Это были Мартинес и Хосе. Матрос отлично знал дорогу — он вдоль и поперек изъездил горы Анахуака, — так что искатели удачи отказались от услуг проводника-индейца и, оседлав превосходных коней, отправились в столицу.
Проскакав два часа галопом, всадники остановились. Хосе, тяжело дыша, предложил:
— Перейдем на шаг, лейтенант. Санта Мария! Лучше уж два часа скакать верхом на бом-брамселе[250] при сильном норд-весте![251]
— Нужно спешить! — возразил Мартинес. — Не заблудимся? Тебе хорошо знакома дорога, Хосе?
— Так же, как вам — путь из Кадиса[252] в Веракрус! Только тут не бывает ни бурь, ни мелей, как в Таспане или Сантандере, которые могли бы нас задержать!.. Перейдем на шаг, лейтенант!
— Наоборот, едем скорее! — не согласился Мартинес и пришпорил коня. — Мне не нравится, что Якопо с Пабло исчезли.

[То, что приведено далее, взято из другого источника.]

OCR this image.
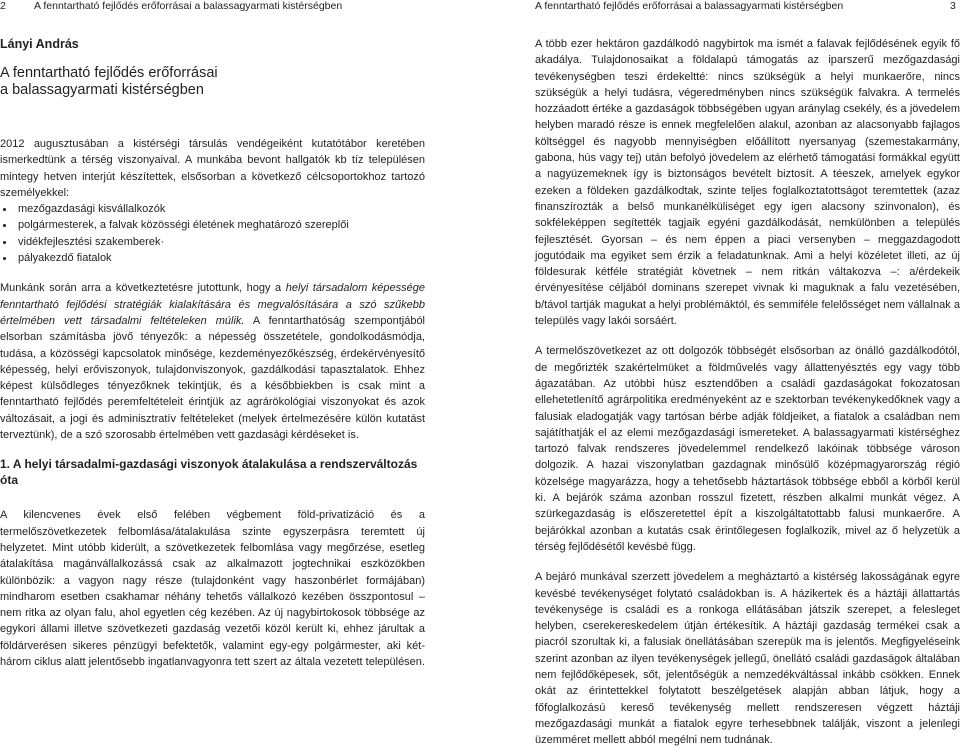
2	A fenntartható fejlődés erőforrásai a balassagyarmati kistérségben	A fenntartható fejlődés erőforrásai a balassagyarmati kistérségben	3
Lányi András
A fenntartható fejlődés erőforrásai
a balassagyarmati kistérségben

2012 augusztusában a kistérségi társulás vendégeiként kutatótábor keretében ismerkedtünk a térség viszonyaival. A munkába bevont hallgatók kb tíz településen mintegy hetven interjút készítettek, elsősorban a következő célcsoportokhoz tartozó személyekkel:

mezőgazdasági kisvállalkozók
polgármesterek, a falvak közösségi életének meghatározó szereplői
vidékfejlesztési szakemberek·
pályakezdő fiatalok

Munkánk során arra a következtetésre jutottunk, hogy a helyi társadalom képessége fenntartható fejlődési stratégiák kialakítására és megvalósítására a szó szűkebb értelmében vett társadalmi feltételeken múlik. A fenntarthatóság szempontjából elsorban számításba jövő tényezők: a népesség összetétele, gondolkodásmódja, tudása, a közösségi kapcsolatok minősége, kezdeményezőkészség, érdekérvényesítő képesség, helyi erőviszonyok, tulajdonviszonyok, gazdálkodási tapasztalatok. Ehhez képest külsődleges tényezőknek tekintjük, és a későbbiekben is csak mint a fenntartható fejlődés peremfeltételeit érintjük az agrárökológiai viszonyokat és azok változásait, a jogi és adminisztratív feltételeket (melyek értelmezésére külön kutatást terveztünk), de a szó szorosabb értelmében vett gazdasági kérdéseket is.

1. A helyi társadalmi-gazdasági viszonyok átalakulása a rendszerváltozás óta

A kilencvenes évek első felében végbement föld-privatizáció és a termelőszövetkezetek felbomlása/átalakulása szinte egyszerpásra teremtett új helyzetet. Mint utóbb kiderült, a szövetkezetek felbomlása vagy megőrzése, esetleg átalakítása magánvállalkozássá csak az alkalmazott jogtechnikai eszközökben különbözik: a vagyon nagy része (tulajdonként vagy haszonbérlet formájában) mindharom esetben csakhamar néhány tehetős vállalkozó kezében összpontosul – nem ritka az olyan falu, ahol egyetlen cég kezében. Az új nagybirtokosok többsége az egykori állami illetve szövetkezeti gazdaság vezetői közöl került ki, ehhez járultak a földárverésen sikeres pénzügyi befektetők, valamint egy-egy polgármester, aki két-három ciklus alatt jelentősebb ingatlanvagyonra tett szert az általa vezetett településen.

A több ezer hektáron gazdálkodó nagybirtok ma ismét a falavak fejlődésének egyik fő akadálya. Tulajdonosaikat a földalapú támogatás az iparszerű mezőgazdasági tevékenységben teszi érdekeltté: nincs szükségük a helyi munkaerőre, nincs szükségük a helyi tudásra, végeredményben nincs szükségük falvakra. A termelés hozzáadott értéke a gazdaságok többségében ugyan aránylag csekély, és a jövedelem helyben maradó része is ennek megfelelően alakul, azonban az alacsonyabb fajlagos költséggel és nagyobb mennyiségben előállított nyersanyag (szemestakarmány, gabona, hús vagy tej) után befolyó jövedelem az elérhető támogatási formákkal együtt a nagyüzemeknek így is biztonságos bevételt biztosít. A téeszek, amelyek egykor ezeken a földeken gazdálkodtak, szinte teljes foglalkoztatottságot teremtettek (azaz finanszírozták a belső munkanélküliséget egy igen alacsony szinvonalon), és sokféleképpen segítették tagjaik egyéni gazdálkodását, nemkülönben a település fejlesztését. Gyorsan – és nem éppen a piaci versenyben – meggazdagodott jogutódaik ma egyiket sem érzik a feladatunknak. Ami a helyi közéletet illeti, az új földesurak kétféle stratégiát követnek – nem ritkán váltakozva –: a/érdekeik érvényesítése céljából dominans szerepet vivnak ki maguknak a falu vezetésében, b/távol tartják magukat a helyi problémáktól, és semmiféle felelősséget nem vállalnak a település vagy lakói sorsáért.

A termelőszövetkezet az ott dolgozók többségét elsősorban az önálló gazdálkodótól, de megőrizték szakértelmüket a földművelés vagy állattenyésztés egy vagy több ágazatában. Az utóbbi húsz esztendőben a családi gazdaságokat fokozatosan ellehetetlenítő agrárpolitika eredményeként az e szektorban tevékenykedőknek vagy a falusiak eladogatják vagy tartósan bérbe adják földjeiket, a fiatalok a családban nem sajátíthatják el az elemi mezőgazdasági ismereteket. A balassagyarmati kistérséghez tartozó falvak rendszeres jövedelemmel rendelkező lakóinak többsége városon dolgozik. A hazai viszonylatban gazdagnak minősülő középmagyarország régió közelsége magyarázza, hogy a tehetősebb háztartások többsége ebből a körből kerül ki. A bejárók száma azonban rosszul fizetett, részben alkalmi munkát végez. A szürkegazdaság is előszeretettel épít a kiszolgáltatottabb falusi munkaerőre. A bejárókkal azonban a kutatás csak érintőlegesen foglalkozik, mivel az ő helyzetük a térség fejlődésétől kevésbé függ.

A bejáró munkával szerzett jövedelem a megháztartó a kistérség lakosságának egyre kevésbé tevékenységet folytató családokban is. A házikertek és a háztáji állattartás tevékenysége is családi es a ronkoga ellátásában játszik szerepet, a felesleget helyben, cserekereskedelem útján értékesítik. A háztáji gazdaság termékei csak a piacról szorultak ki, a falusiak önellátásában szerepük ma is jelentős. Megfigyeléseink szerint azonban az ilyen tevékenységek jellegű, önellátó családi gazdaságok általában nem fejlődőképesek, sőt, jelentőségük a nemzedékváltással inkább csökken. Ennek okát az érintettekkel folytatott beszélgetések alapján abban látjuk, hogy a főfoglalkozású kereső tevékenység mellett rendszeresen végzett háztáji mezőgazdasági munkát a fiatalok egyre terhesebbnek találják, viszont a jelenlegi üzemméret mellett abból megélni nem tudnának.
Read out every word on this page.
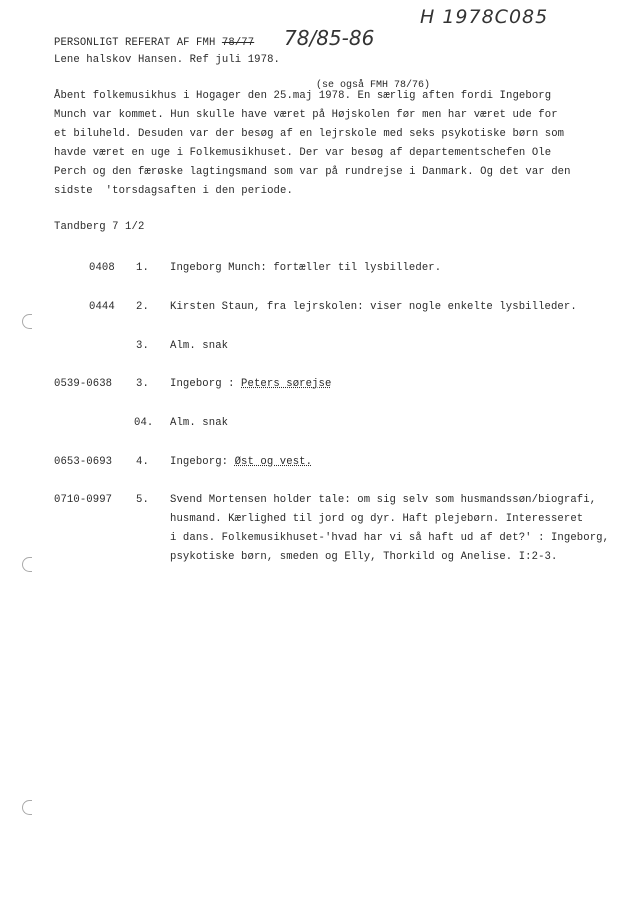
PERSONLIGT REFERAT AF FMH 78/77 78/85-86
H 1978C085
Lene halskov Hansen. Ref juli 1978.
(se også FMH 78/76)
Åbent folkemusikhus i Hogager den 25.maj 1978. En særlig aften fordi Ingeborg
Munch var kommet. Hun skulle have været på Højskolen før men har været ude for
et biluheld. Desuden var der besøg af en lejrskole med seks psykotiske børn som
havde været en uge i Folkemusikhuset. Der var besøg af departementschefen Ole
Perch og den færøske lagtingsmand som var på rundrejse i Danmark. Og det var den
sidste  'torsdagsaften i den periode.
Tandberg 7 1/2
0408 1. Ingeborg Munch: fortæller til lysbilleder.
0444 2. Kirsten Staun, fra lejrskolen: viser nogle enkelte lysbilleder.
3. Alm. snak
0539-0638 3. Ingeborg : Peters sørejse
04. Alm. snak
0653-0693 4. Ingeborg: Øst og vest.
0710-0997 5. Svend Mortensen holder tale: om sig selv som husmandssøn/biografi,
husmand. Kærlighed til jord og dyr. Haft plejebørn. Interesseret
i dans. Folkemusikhuset-'hvad har vi så haft ud af det?' : Ingeborg,
psykotiske børn, smeden og Elly, Thorkild og Anelise. I:2-3.
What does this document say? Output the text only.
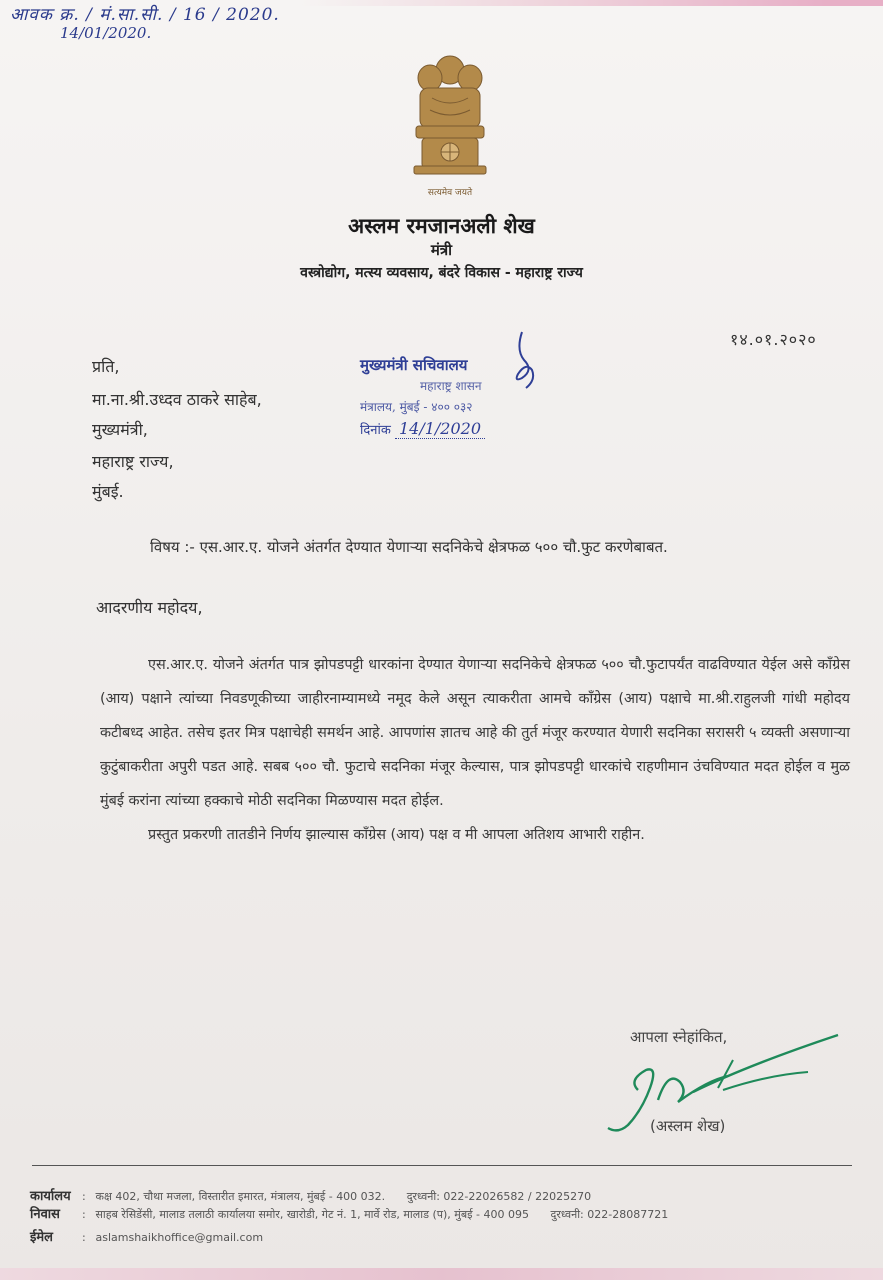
आवक क्र. / मं.सा.सी. / 16 / 2020.
14/01/2020.
सत्यमेव जयते
अस्लम रमजानअली शेख
मंत्री
वस्त्रोद्योग, मत्स्य व्यवसाय, बंदरे विकास - महाराष्ट्र राज्य
१४.०१.२०२०
प्रति,
मा.ना.श्री.उध्दव ठाकरे साहेब,
मुख्यमंत्री,
महाराष्ट्र राज्य,
मुंबई.
मुख्यमंत्री सचिवालय
महाराष्ट्र शासन
मंत्रालय, मुंबई - ४०० ०३२
दिनांक 14/1/2020
विषय :- एस.आर.ए. योजने अंतर्गत देण्यात येणाऱ्या सदनिकेचे क्षेत्रफळ ५०० चौ.फुट करणेबाबत.
आदरणीय महोदय,

एस.आर.ए. योजने अंतर्गत पात्र झोपडपट्टी धारकांना देण्यात येणाऱ्या सदनिकेचे क्षेत्रफळ ५०० चौ.फुटापर्यंत वाढविण्यात येईल असे कॉंग्रेस (आय) पक्षाने त्यांच्या निवडणूकीच्या जाहीरनाम्यामध्ये नमूद केले असून त्याकरीता आमचे कॉंग्रेस (आय) पक्षाचे मा.श्री.राहुलजी गांधी महोदय कटीबध्द आहेत. तसेच इतर मित्र पक्षाचेही समर्थन आहे. आपणांस ज्ञातच आहे की तुर्त मंजूर करण्यात येणारी सदनिका सरासरी ५ व्यक्ती असणाऱ्या कुटुंबाकरीता अपुरी पडत आहे. सबब ५०० चौ. फुटाचे सदनिका मंजूर केल्यास, पात्र झोपडपट्टी धारकांचे राहणीमान उंचविण्यात मदत होईल व मुळ मुंबई करांना त्यांच्या हक्काचे मोठी सदनिका मिळण्यास मदत होईल.

प्रस्तुत प्रकरणी तातडीने निर्णय झाल्यास कॉंग्रेस (आय) पक्ष व मी आपला अतिशय आभारी राहीन.

आपला स्नेहांकित,
(अस्लम शेख)
कार्यालय : कक्ष 402, चौथा मजला, विस्तारीत इमारत, मंत्रालय, मुंबई - 400 032. दुरध्वनी: 022-22026582 / 22025270
निवास : साहब रेसिडेंसी, मालाड तलाठी कार्यालया समोर, खारोडी, गेट नं. 1, मार्वे रोड, मालाड (प), मुंबई - 400 095 दुरध्वनी: 022-28087721
ईमेल	: aslamshaikhoffice@gmail.com
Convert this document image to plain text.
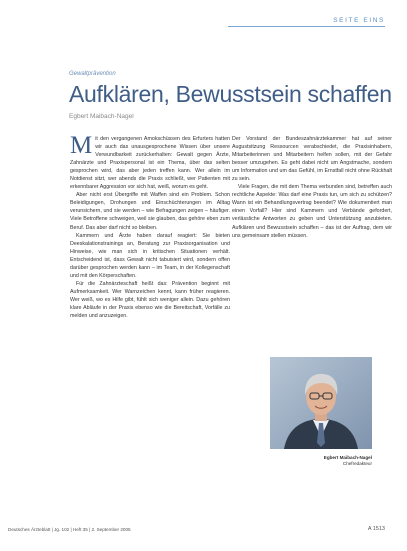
SEITE EINS
Gewaltprävention
Aufklären, Bewusstsein schaffen
Egbert Maibach-Nagel

Mit den vergangenen Amokschüssen des Erfurters hatten wir auch das unausgesprochene Wissen über unsere Verwundbarkeit zurückerhalten: Gewalt gegen Ärzte, Zahnärzte und Praxispersonal ist ein Thema, über das selten gesprochen wird, das aber jeden treffen kann. Wer allein im Notdienst sitzt, wer abends die Praxis schließt, wer Patienten mit erkennbarer Aggression vor sich hat, weiß, worum es geht.

Aber nicht erst Übergriffe mit Waffen sind ein Problem. Schon Beleidigungen, Drohungen und Einschüchterungen im Alltag verunsichern, und sie werden – wie Befragungen zeigen – häufiger. Viele Betroffene schweigen, weil sie glauben, das gehöre eben zum Beruf. Das aber darf nicht so bleiben.

Kammern und Ärzte haben darauf reagiert: Sie bieten Deeskalationstrainings an, Beratung zur Praxisorganisation und Hinweise, wie man sich in kritischen Situationen verhält. Entscheidend ist, dass Gewalt nicht tabuisiert wird, sondern offen darüber gesprochen werden kann – im Team, in der Kollegenschaft und mit den Körperschaften.

Für die Zahnärzteschaft heißt das: Prävention beginnt mit Aufmerksamkeit. Wer Warnzeichen kennt, kann früher reagieren. Wer weiß, wo es Hilfe gibt, fühlt sich weniger allein. Dazu gehören klare Abläufe in der Praxis ebenso wie die Bereitschaft, Vorfälle zu melden und anzuzeigen.

Der Vorstand der Bundeszahnärztekammer hat auf seiner Augustsitzung Ressourcen verabschiedet, die Praxisinhabern, Mitarbeiterinnen und Mitarbeitern helfen sollen, mit der Gefahr besser umzugehen. Es geht dabei nicht um Angstmache, sondern um Information und um das Gefühl, im Ernstfall nicht ohne Rückhalt zu sein.

Viele Fragen, die mit dem Thema verbunden sind, betreffen auch rechtliche Aspekte: Was darf eine Praxis tun, um sich zu schützen? Wann ist ein Behandlungsvertrag beendet? Wie dokumentiert man einen Vorfall? Hier sind Kammern und Verbände gefordert, verlässliche Antworten zu geben und Unterstützung anzubieten. Aufklären und Bewusstsein schaffen – das ist der Auftrag, dem wir uns gemeinsam stellen müssen.

Egbert Maibach-Nagel
Chefredakteur
Deutsches Ärzteblatt | Jg. 102 | Heft 35 | 2. September 2005	A 1513
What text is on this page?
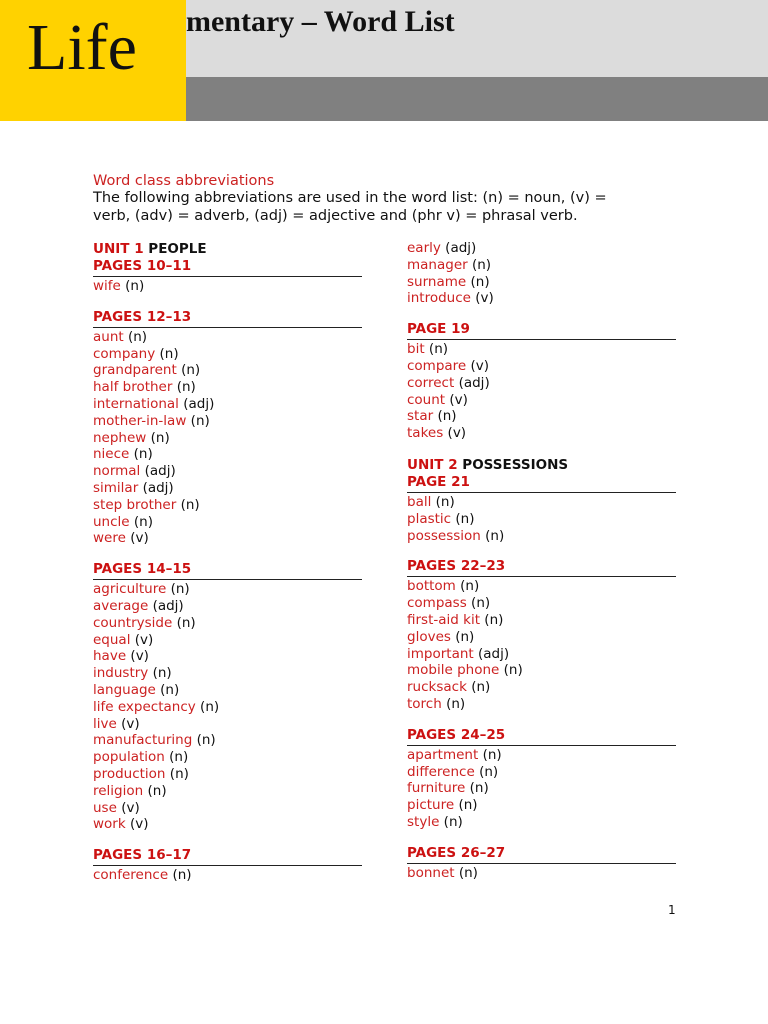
mentary – Word List
Life
Word class abbreviations
The following abbreviations are used in the word list: (n) = noun, (v) =
verb, (adv) = adverb, (adj) = adjective and (phr v) = phrasal verb.
UNIT 1 PEOPLE
PAGES 10–11
wife (n)
PAGES 12–13
aunt (n)
company (n)
grandparent (n)
half brother (n)
international (adj)
mother-in-law (n)
nephew (n)
niece (n)
normal (adj)
similar (adj)
step brother (n)
uncle (n)
were (v)
PAGES 14–15
agriculture (n)
average (adj)
countryside (n)
equal (v)
have (v)
industry (n)
language (n)
life expectancy (n)
live (v)
manufacturing (n)
population (n)
production (n)
religion (n)
use (v)
work (v)
PAGES 16–17
conference (n)
early (adj)
manager (n)
surname (n)
introduce (v)
PAGE 19
bit (n)
compare (v)
correct (adj)
count (v)
star (n)
takes (v)
UNIT 2 POSSESSIONS
PAGE 21
ball (n)
plastic (n)
possession (n)
PAGES 22–23
bottom (n)
compass (n)
first-aid kit (n)
gloves (n)
important (adj)
mobile phone (n)
rucksack (n)
torch (n)
PAGES 24–25
apartment (n)
difference (n)
furniture (n)
picture (n)
style (n)
PAGES 26–27
bonnet (n)
1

Вдруг они сами, без нас, заключат сделку?
— Этого еще не хватало! — усмехнулся матрос. — Обобрать таких воров, как мы!
— Сколько дневных переходов до Мехико? — нахмурился капитан: его покоробил цинизм спутника.
— Четыре, а может, пять — сущий пустяк. Поедем шагом! Вы же видите, дорога все время идет в гору!
И в самом деле, впереди, на равнине, уже виднелся первый подъем.
— Наши кони не подкованы, — продолжал уговаривать Мартинеса матрос. — Копыта быстро стираются на гранитных камнях. Хотя, конечно, жаловаться нечего: там, внизу, нас ждет золото! Мы просто ступаем по нему, ступаем, но не презираем!
Путники остановились у подножия небольшой скалы, где отбрасывали густую тень пальмы, росли кактусы-опунции и мексиканский шалфей. Глазам открылось все великолепие растительности южных широт. Налево виднелась роща красных деревьев; чуть дальше ощетинился на поле сахарный тростник; беззвучно шевелились на ветру шелковистые султанчики серого хлопка; то там, то тут выглядывал вьюнок, медицинская ялапа, разноцветный дикий перец и индиго; элегантные перечные деревья качали гибкими ветвями в такт освежающему дыханию Тихого океана. Разнообразнейшие цветы тропического пояса — георгины, ментцелии и геликантусы украшали этот замечательный край — самую плодородную часть Мексиканского Интендантства.
Казалось, вся природа оживала под обжигающим потоком солнечных лучей, но из-за невыносимой жары несчастные жители долины обычно корчились в объятиях желтой лихорадки.
— Что за вершина там, на горизонте? — спросил Мартинес.
— Ла-Бреа, одна из первых гор Кордильер. А, почти не возвышается над плато, — снисходительно пояснил Хосе.
— Ускорим ход, — заторопился лейтенант и первым пустился в галоп. — Кони наши выращены в Северной Америке, они привыкли к неровной почве. Так что поскорее воспользуемся этой тропинкой вниз: здесь так пустынно, безрадостно.
— У вас неспокойно на душе? — догадался Хосе.
— Неспокойно?! Что за чушь!
Всадники спешились и стали спускаться, ведя коней под уздцы, стараясь ступать в такт их ходу.
Узкими тропами, вившимися вдоль ущелья, они обогнули Ла-Бреа. Пропасть под ними страшила, хотя и не была столь бездонной, как в Сьерра-Мадре. Путешественники спустились по противоположному склону и остановились, чтобы дать передышку лошадям. К закату Мартинес и Хосе уже достигли селения Чигуалан, где жили нищие крестьяне «мансо», отличавшиеся редкой ленью: плодов, приносимых благодатной почвой, им и так хватало. Они выделялись праздностью и среди индейцев, живущих на верхних плато и поневоле трудолюбивых, и среди северных кочевников, существовавших налетами и грабежами и не имеющих постоянного жилища.
Испанцев встретили в Чигуалане довольно сдержанно: индейцы не собирались помогать вчерашним угнетателям. К тому же в деревне только что побывали еще двое и забрали с собой почти все съестное. Лейтенант и матрос не обратили внимания на это известие: в конце концов, ничего особенного…
Они устроились на ночлег под прохудившимся навесом и поужинали печеной головой барана: вырыли в земле яму, наполнили ее угольями и камнями для сохранения жара, подождали, пока все прогорит, прямо туда положили баранью голову, завернутую в листья, потом прикрыли яму ветками и комьями земли. Через некоторое время баранина прожарилась, и, изнуренные тяготами пути, путники жадно набросились на еду. Затем растянулись на земле, сжимая в руках кинжалы, и вскоре уснули — усталость заставила их забыть о жесткости ложа и бесконечных укусах москитов.